PATIENTS’ RIGHTS: Coburn, Shadegg Introduce Bill
Conservative House Republicans yesterday introduced a wide-ranging HMO reform bill that would allow patients a limited right to sue, adding their names to the several Republicans already bucking the leadership on this issue. Introduced by Reps. Tom Coburn (R-OK) and John Shadegg (R-AZ), the bill would allow patients to sue if they suffered physical injury at the hands of a health plan. Before taking action in court, however, patients would be required to exhaust all appeals processes, including a plan's own administrative appeals process and an independent review by a panel of medical experts. HMOs would be forced to pay only if they failed to exercise "ordinary care," and made an "incorrect determination" that a procedure was not medically necessary or was not a covered benefit. Damages for pain and suffering would be capped at $250,000, or double any economic loss, and punitive damages would be proscribed unless a plan acted with "conscious, flagrant indifference to the rights or safety" of a patient. Rep. Van Hillary (R-TN), who supports the bill, said, "It allows patients who have been truly wronged to have a jury trial in federal court."
Hastert Still Not on Board
House Speaker Dennis Hastert (R-IL) has promised a vote on the bill this month, but continued to hold out on an outright endorsement. Supporters urged him to back it, suggesting they may otherwise defect in support of Democratic proposals or the Norwood-Dingell bill (Pear, New York Times, 9/10). CongressDaily/A.M. reports that "at least a half-dozen Republicans all but threatened to bring to the House floor a bill that would let patients sue health plans in at least some situations" (Rovner/Morrissey, 9/10). "It's going to happen whether the leadership decides they like this bill or not," said Coburn. Rep. Lindsey Graham (R-SC) added, "This is an issue that can hurt us politically. I hope our leadership got the message. Do the math. They're losing control of this issue." Hastert spokesperson John Feehrey said the speaker is "still committed" to working it out.

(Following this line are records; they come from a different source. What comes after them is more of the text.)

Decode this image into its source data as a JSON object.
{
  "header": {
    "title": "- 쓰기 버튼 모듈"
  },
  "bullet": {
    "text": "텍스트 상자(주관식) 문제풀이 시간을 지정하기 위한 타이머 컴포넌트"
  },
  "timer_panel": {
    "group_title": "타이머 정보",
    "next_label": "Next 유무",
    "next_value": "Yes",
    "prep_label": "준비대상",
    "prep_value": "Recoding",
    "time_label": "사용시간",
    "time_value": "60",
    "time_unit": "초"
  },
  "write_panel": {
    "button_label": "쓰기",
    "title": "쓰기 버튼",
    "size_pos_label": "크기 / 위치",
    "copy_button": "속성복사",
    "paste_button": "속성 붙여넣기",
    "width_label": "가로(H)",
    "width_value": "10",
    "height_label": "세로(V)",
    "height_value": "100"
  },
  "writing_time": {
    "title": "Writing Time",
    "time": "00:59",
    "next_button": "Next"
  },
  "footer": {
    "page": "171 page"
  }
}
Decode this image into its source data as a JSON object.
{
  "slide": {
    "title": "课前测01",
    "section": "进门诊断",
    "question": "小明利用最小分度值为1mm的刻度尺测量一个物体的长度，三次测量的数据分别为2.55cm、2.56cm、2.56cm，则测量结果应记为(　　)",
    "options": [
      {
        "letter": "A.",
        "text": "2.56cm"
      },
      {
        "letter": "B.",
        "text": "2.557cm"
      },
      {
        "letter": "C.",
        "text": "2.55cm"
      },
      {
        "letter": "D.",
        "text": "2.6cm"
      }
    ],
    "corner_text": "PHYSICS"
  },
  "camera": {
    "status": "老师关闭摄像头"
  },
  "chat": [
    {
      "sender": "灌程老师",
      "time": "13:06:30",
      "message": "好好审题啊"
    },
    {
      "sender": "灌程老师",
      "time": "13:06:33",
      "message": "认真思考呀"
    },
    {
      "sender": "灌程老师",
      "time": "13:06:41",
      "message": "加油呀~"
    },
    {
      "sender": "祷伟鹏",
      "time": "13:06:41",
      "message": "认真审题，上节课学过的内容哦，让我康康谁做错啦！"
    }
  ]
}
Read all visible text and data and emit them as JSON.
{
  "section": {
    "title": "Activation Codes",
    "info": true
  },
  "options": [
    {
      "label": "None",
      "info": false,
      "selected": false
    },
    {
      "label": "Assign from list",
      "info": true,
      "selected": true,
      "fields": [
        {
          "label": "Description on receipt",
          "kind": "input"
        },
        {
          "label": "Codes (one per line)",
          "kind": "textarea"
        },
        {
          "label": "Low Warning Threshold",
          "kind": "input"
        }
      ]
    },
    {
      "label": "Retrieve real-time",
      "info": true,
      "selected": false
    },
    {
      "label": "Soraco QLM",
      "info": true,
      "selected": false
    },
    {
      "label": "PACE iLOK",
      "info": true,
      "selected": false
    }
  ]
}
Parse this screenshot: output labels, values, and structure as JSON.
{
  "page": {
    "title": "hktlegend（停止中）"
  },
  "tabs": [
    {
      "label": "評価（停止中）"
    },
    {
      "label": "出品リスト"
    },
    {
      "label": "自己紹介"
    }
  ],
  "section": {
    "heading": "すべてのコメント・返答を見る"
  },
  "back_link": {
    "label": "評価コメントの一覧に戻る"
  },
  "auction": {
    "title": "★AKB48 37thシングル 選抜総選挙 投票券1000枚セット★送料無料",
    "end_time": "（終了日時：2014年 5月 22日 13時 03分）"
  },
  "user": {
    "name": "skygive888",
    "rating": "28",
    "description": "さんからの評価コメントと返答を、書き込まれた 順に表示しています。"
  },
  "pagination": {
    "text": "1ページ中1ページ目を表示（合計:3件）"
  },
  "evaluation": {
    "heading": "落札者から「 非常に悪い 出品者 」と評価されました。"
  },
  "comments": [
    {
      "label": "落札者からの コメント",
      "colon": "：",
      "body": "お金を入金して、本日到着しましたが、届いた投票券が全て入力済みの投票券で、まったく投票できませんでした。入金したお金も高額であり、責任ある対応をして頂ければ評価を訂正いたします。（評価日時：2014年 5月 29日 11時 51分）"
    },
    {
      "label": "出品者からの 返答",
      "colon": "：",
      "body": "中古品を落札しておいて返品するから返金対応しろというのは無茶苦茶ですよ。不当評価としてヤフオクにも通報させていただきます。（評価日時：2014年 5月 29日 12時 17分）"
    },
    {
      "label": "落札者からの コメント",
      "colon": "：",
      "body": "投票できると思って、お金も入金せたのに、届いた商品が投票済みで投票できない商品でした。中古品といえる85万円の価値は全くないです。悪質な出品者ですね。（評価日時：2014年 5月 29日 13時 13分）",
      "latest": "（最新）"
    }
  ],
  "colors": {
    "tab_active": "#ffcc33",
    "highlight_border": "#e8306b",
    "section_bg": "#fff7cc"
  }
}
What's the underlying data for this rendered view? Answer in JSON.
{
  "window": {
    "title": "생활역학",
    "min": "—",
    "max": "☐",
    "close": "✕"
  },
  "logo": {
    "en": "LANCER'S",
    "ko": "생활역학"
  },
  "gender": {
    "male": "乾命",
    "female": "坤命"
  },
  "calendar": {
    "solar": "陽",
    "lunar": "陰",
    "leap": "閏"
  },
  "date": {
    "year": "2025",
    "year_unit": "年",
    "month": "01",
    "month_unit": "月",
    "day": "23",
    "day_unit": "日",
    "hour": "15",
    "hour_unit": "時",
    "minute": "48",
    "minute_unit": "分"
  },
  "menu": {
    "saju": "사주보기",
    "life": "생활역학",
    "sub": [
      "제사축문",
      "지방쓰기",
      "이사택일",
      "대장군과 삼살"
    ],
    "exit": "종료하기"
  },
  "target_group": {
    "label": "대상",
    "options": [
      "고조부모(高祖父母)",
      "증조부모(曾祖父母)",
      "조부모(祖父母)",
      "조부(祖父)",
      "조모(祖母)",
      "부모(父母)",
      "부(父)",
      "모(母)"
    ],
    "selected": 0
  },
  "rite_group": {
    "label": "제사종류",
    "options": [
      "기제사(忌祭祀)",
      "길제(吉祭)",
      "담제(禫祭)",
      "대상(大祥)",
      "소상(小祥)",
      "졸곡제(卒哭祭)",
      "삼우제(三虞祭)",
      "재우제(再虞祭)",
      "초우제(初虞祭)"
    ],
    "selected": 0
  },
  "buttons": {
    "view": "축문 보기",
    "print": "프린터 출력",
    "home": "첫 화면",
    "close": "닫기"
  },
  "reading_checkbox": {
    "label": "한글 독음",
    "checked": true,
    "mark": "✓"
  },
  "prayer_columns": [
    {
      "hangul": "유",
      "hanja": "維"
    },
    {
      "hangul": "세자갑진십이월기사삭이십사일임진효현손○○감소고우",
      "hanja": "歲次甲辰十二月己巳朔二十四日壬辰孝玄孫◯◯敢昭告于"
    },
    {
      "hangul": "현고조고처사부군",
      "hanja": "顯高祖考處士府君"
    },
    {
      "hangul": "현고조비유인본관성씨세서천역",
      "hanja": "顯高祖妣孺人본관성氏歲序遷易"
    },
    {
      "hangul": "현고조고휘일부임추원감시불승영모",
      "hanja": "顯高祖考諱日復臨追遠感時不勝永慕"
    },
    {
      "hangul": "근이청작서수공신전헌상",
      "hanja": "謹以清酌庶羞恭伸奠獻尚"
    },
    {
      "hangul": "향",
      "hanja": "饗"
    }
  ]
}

He said, "The speaker has been working on this issue for many years. It's a difficult issue that requires a delicate balancing act" (AP/Milwaukee Journal Sentinel, 9/10).
The bill took hits from all sides yesterday. Chip Kahn, president of the Health Insurance Association of America, said, "Despite the sponsors' transparent attempts to position their measure as a 'moderate proposal,' this bill is little more than 'Dingwood II,' and is as politically motivated as all of the other so-called 'patient protection' bills currently before Congress" (release, 9/9). American Association of Health Plans President Karen Ignagni said, "Congress can't continue to have it both ways. It's time for members of Congress to choose whose side they are on. Congress either supports keeping coverage affordable through a system of external review or they can cast their lot with the trial lawyers" (release, 9/9). Adrienne Hahn, legislative counsel for Consumers Union, called the bill "unacceptable, because it does not provide the consumer with full compensation for injuries that result from the mistakes of a managed care plan" (New York Times, 9/10).
Coburn on His Way Out
The Wall Street Journal today published a profile of Coburn, who will voluntarily leave Congress next year after three terms. Disillusioned, he said, "A lot of people will be happy when I'm gone." He criticized Washington career-ism, saying, "I think Congress no longer represents the majority of Americans. Congress represents special interests and itself. It's an elite ruling class." The HMO issue has led him to conclude that the GOP are is just as addicted to special interests as Democrats. "Republicans are not what they say they are," he said (Farney, 9/10).